С глаз Турина спали последние нити Глаурунговых чар. Боль, ярость, гнев, ложь, на которой его так провели, ненависть к захватчикам, притеснявшим мать и сестру, ударили ему в голову черным неистовством. Он убил Бродду и других вастаков, бывших у него в гостях. Потом, словно затравленный волк, не разбирая дороги, бросился в метель. Его спасли люди из народа Хадора. Тайными тропами, под прикрытием сильного снегопада, они привели его к южным отрогам Дор Ломина, где ютились другие изгнанники. Оттуда через некоторое время он снова вернулся в долину Сириона. Скверно было у него на душе. Ничего, кроме новых гонений, не принес он своим соотечественникам. Они не стали его задерживать, когда он ушел. Лишь одна мысль хоть как-то утешала: Айрин сказала – именно Черный Меч дал Морвен возможность уйти в Дориат. «Значит, не все, содеянное мной, вело к худу, – успокаивал он себя. – Даже приди я раньше, мне не найти для матери более надежного убежища. Пока держится Пояс Мелиан, не все потеряно. Даже лучше, что меня здесь не оказалось. А то, куда бы я ни пришел, всюду за мной следует тень зла. Пусть уж хранит их могущество Мелиан, а мне лучше оставить своих родных в покое!»
Перебравшись через Эред Ветрин, Турин потратил впустую много времени, разыскивая Финдуилас. Он одичал, скитаясь по лесам, вынюхивая следы и устраивая засады на дорогах. Но он опоздал. Зима вступила в свои права, не оставив ему надежды. Однажды случилось ему вызволить несколько человек из Бретильских Лесов, окруженных орками. Большого труда это не потребовало, потому что орки, признав Гурфанг, в ужасе разбежались. Турин назвался Лесным Дикарем. Люди просили его остаться с ними, но он отказался. Видя их огорчение, Турин стал объяснять, что не выполнил пока своего обета разыскать дочь Короля Ородрефа Финдуилас. Услышав это, предводитель людей Дорлас рассказал Турину о смерти принцессы. Еще осенью лесовики выследили банду орков, угонявших пленных из Нарготронда, надеясь отбить их. Но как только они напали, орки безжалостно прикончили всех пленников, а Финдуилас пригвоздили копьем к дереву. Многие слышали ее последние слова: «Передайте Мормегилу, что я здесь». «Могила ее неподалеку отсюда, – сказал Дорлас. – Мы назвали это место Хауд-эн-Эллеф, Курган Эльфийской Девы». Турин попросил проводить его туда. Поднявшись на холм, он потерял сознание от горя и долго лежал в глубоком обмороке. Дорлас давно уже догадался, кто забрел к ним в лесную глушь. Гурфанг и упоминание об эльфийской принцессе красноречиво называли Мормегила из Нарготронда, а по слухам – сына Хурина из Дор Ломина.

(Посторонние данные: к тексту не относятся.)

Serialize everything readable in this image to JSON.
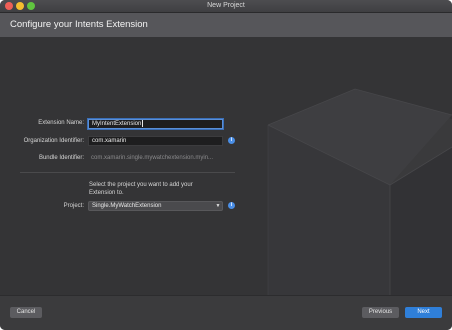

Лесовики подняли бесчувственного Турина и отнесли к себе. Жили они на Амон Обел, в самом глухом углу Бретильского Леса. От народа Халефь осталось немного. Правил ими нынче Брандир, сын Хандира. Был он склада совсем не воинственного, да еще хромой с детства, поэтому рассчитывал больше не на военную доблесть, а на хитрость и тайные укрытия, благодаря чему и сохранил остатки своего народа. Рассказ Дорласа напугал его, а когда увидел Брандир лежащего на носилках воина, нехорошее предчувствие сжало ему сердце. Тем не менее он принял Турина под свой кров и, будучи искусным целителем, стал выхаживать его. С началом весны больной начал поправляться и скоро встал на ноги. Турин хотел остаться с народом Халефь, затеряться в безвестности и тем самым попытаться избавиться от своего рока. Он взял новое имя – Турамбар, что на эльфийском наречии означало Претерпевший от Судьбы, и просил лесовиков забыть, что он – не родня им. Однако совсем отказаться от ратных дел не мог. Его мучила и жгла мысль о том, что орки беспрепятственно шляются через Перекресток Тейглина и подходят к самой могиле Финдуилас. Гурфанг он отложил, но с копьем и луком скоро так проучил лиходеев, что они зареклись соваться туда.
* * *
Пришло время, и в Дориате узнали о печальной судьбе Нарготронда. Немногие уцелевшие Нолдоры, проскитавшись зиму в глуши, добрались до владений Тингола. Пограничные дозоры доставили их к Королю, но из сбивчивых рассказов непонятно было, как обстоят дела сейчас. Одни говорили, что враги ушли на север, другие, напротив, утверждали, что Глаурунг до сих пор обитает в развалинах Нарготронда, а Мормегил, зачарованный драконом, так и стоит на мосту, обращенный в камень. Но и те и другие сходились в одном: в Нарготронде знали, что Мормегил – не кто иной, как Турин, сын Хурина из Дор Ломина.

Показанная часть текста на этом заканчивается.